Too many people are still relying on emergency departments as their go-to place for health care, despite the Affordable Care Act.
According to a study published in JAMA Network Open found that even though more people are insured and uninsured ED visits dropped after the implementation of the ACA in 2014, ED visits overall are still on the rise. In fact, they rose by 2.3 million a year between 2006 and 2016, although the proportion of visits that were uninsured stayed relatively static from 2006 to 2013 and constituted 14 to 16 percent of visits. Uninsured visits, the report adds, made up 8 percent of all ED visits by 2016.
According to the study's author, Dr. Adam Singer, professor and vice chairman for research in the department of emergency medicine at Stony Brook University's Renaissance School of Medicine, the findings indicate that too many people are still depending on hospital EDs as their chief provider for health care—despite increased insurance coverage and other places to go for care, such as urgent care centers and retail health clinics.

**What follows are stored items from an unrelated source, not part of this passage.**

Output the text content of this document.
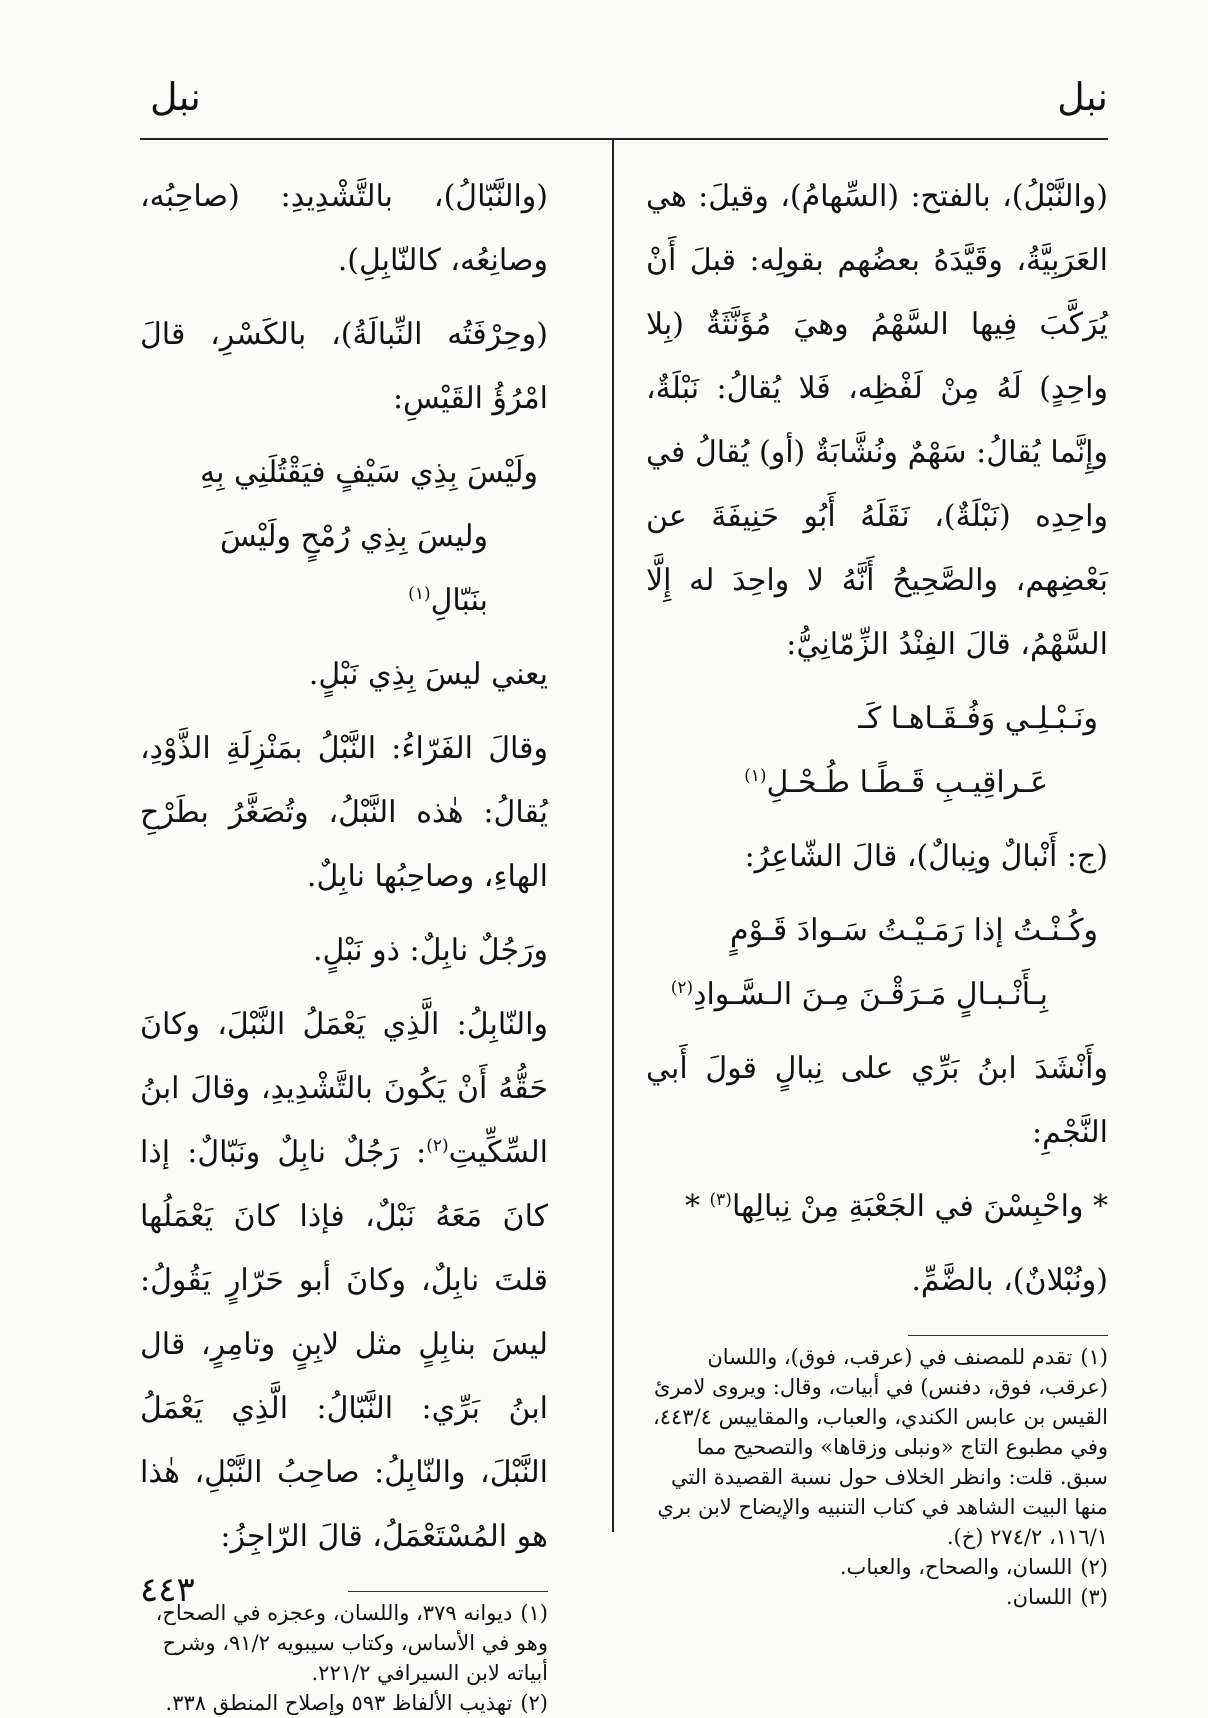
نبل
نبل

(والنَّبْلُ)، بالفتح: (السِّهامُ)، وقيلَ: هي العَرَبِيَّةُ، وقَيَّدَهُ بعضُهم بقولِه: قبلَ أَنْ يُرَكَّبَ فِيها السَّهْمُ وهيَ مُؤَنَّثَةٌ (بِلا واحِدٍ) لَهُ مِنْ لَفْظِه، فَلا يُقالُ: نَبْلَةٌ، وإِنَّما يُقالُ: سَهْمٌ ونُشَّابَةٌ (أو) يُقالُ في واحِدِه (نَبْلَةٌ)، نَقَلَهُ أَبُو حَنِيفَةَ عن بَعْضِهم، والصَّحِيحُ أَنَّهُ لا واحِدَ له إِلَّا السَّهْمُ، قالَ الفِنْدُ الزِّمّانِيُّ:

ونَـبْـلِـي وَفُـقَـاهـا كَـ

عَـراقِيـبِ قَـطًـا طُـحْـلِ$^{(١)}$

(ج: أَنْبالٌ ونِبالٌ)، قالَ الشّاعِرُ:

وكُـنْـتُ إذا رَمَـيْـتُ سَـوادَ قَـوْمٍ

بِـأَنْـبـالٍ مَـرَقْـنَ مِـنَ الـسَّـوادِ$^{(٢)}$

وأَنْشَدَ ابنُ بَرِّي على نِبالٍ قولَ أَبي النَّجْمِ:

* واحْبِسْنَ في الجَعْبَةِ مِنْ نِبالِها$^{(٣)}$ *

(ونُبْلانٌ)، بالضَّمِّ.

(١)تقدم للمصنف في (عرقب، فوق)، واللسان (عرقب، فوق، دفنس) في أبيات، وقال: ويروى لامرئ القيس بن عابس الكندي، والعباب، والمقاييس ٤٤٣/٤، وفي مطبوع التاج «ونبلى وزقاها» والتصحيح مما سبق. قلت: وانظر الخلاف حول نسبة القصيدة التي منها البيت الشاهد في كتاب التنبيه والإيضاح لابن بري ١١٦/١، ٢٧٤/٢ (خ).

(٢)اللسان، والصحاح، والعباب.

(٣)اللسان.

(والنَّبّالُ)، بالتَّشْدِيدِ: (صاحِبُه، وصانِعُه، كالنّابِلِ).

(وحِرْفَتُه النِّبالَةُ)، بالكَسْرِ، قالَ امْرُؤُ القَيْسِ:

ولَيْسَ بِذِي سَيْفٍ فيَقْتُلَنِي بِهِ

وليسَ بِذِي رُمْحٍ ولَيْسَ بنَبّالِ$^{(١)}$

يعني ليسَ بِذِي نَبْلٍ.

وقالَ الفَرّاءُ: النَّبْلُ بمَنْزِلَةِ الذَّوْدِ، يُقالُ: هٰذه النَّبْلُ، وتُصَغَّرُ بطَرْحِ الهاءِ، وصاحِبُها نابِلٌ.

ورَجُلٌ نابِلٌ: ذو نَبْلٍ.

والنّابِلُ: الَّذِي يَعْمَلُ النَّبْلَ، وكانَ حَقُّهُ أَنْ يَكُونَ بالتَّشْدِيدِ، وقالَ ابنُ السِّكِّيتِ$^{(٢)}$: رَجُلٌ نابِلٌ ونَبّالٌ: إذا كانَ مَعَهُ نَبْلٌ، فإذا كانَ يَعْمَلُها قلتَ نابِلٌ، وكانَ أبو حَرّارٍ يَقُولُ: ليسَ بنابِلٍ مثل لابِنٍ وتامِرٍ، قال ابنُ بَرِّي: النَّبّالُ: الَّذِي يَعْمَلُ النَّبْلَ، والنّابِلُ: صاحِبُ النَّبْلِ، هٰذا هو المُسْتَعْمَلُ، قالَ الرّاجِزُ:

(١)ديوانه ٣٧٩، واللسان، وعجزه في الصحاح، وهو في الأساس، وكتاب سيبويه ٩١/٢، وشرح أبياته لابن السيرافي ٢٢١/٢.

(٢)تهذيب الألفاظ ٥٩٣ وإصلاح المنطق ٣٣٨.

٤٤٣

“When one in 10 patients' ED visits and one in 20 hospital discharges are among patients with no insurance, it shows that there is still a lot of work that needs to be done to expand access to coverage,” Singer told Modern Healthcare.
Other studies have revealed similar results—that just having insurance isn't enough to keep people out of the emergency room. Although the ACA has resulted in fewer uninsured patients coming to the emergency room, people still turn to EDs rather than to alternate care providers—and raises the question of whether there are factors other than insurance coverage that are hindering efforts to encourage patients to turn to other providers.
Although hospitalizations have come down as people receive care from outpatient facilities, the fact that the same is not true for ED visits implies that the increase in ED utilization is less preventable than hospitalizations. In addition, hospitals are increasingly classifying patients who come to the ED with observation status rather than admitting them.
“I think at the end of the day my question would be, do you have access to care because of insurance, or are there still financial impediments to that process,” said Dr. Rade Vukmir, spokesman for the American College of Emergency Physicians. “If you look around you'll find that there may be.”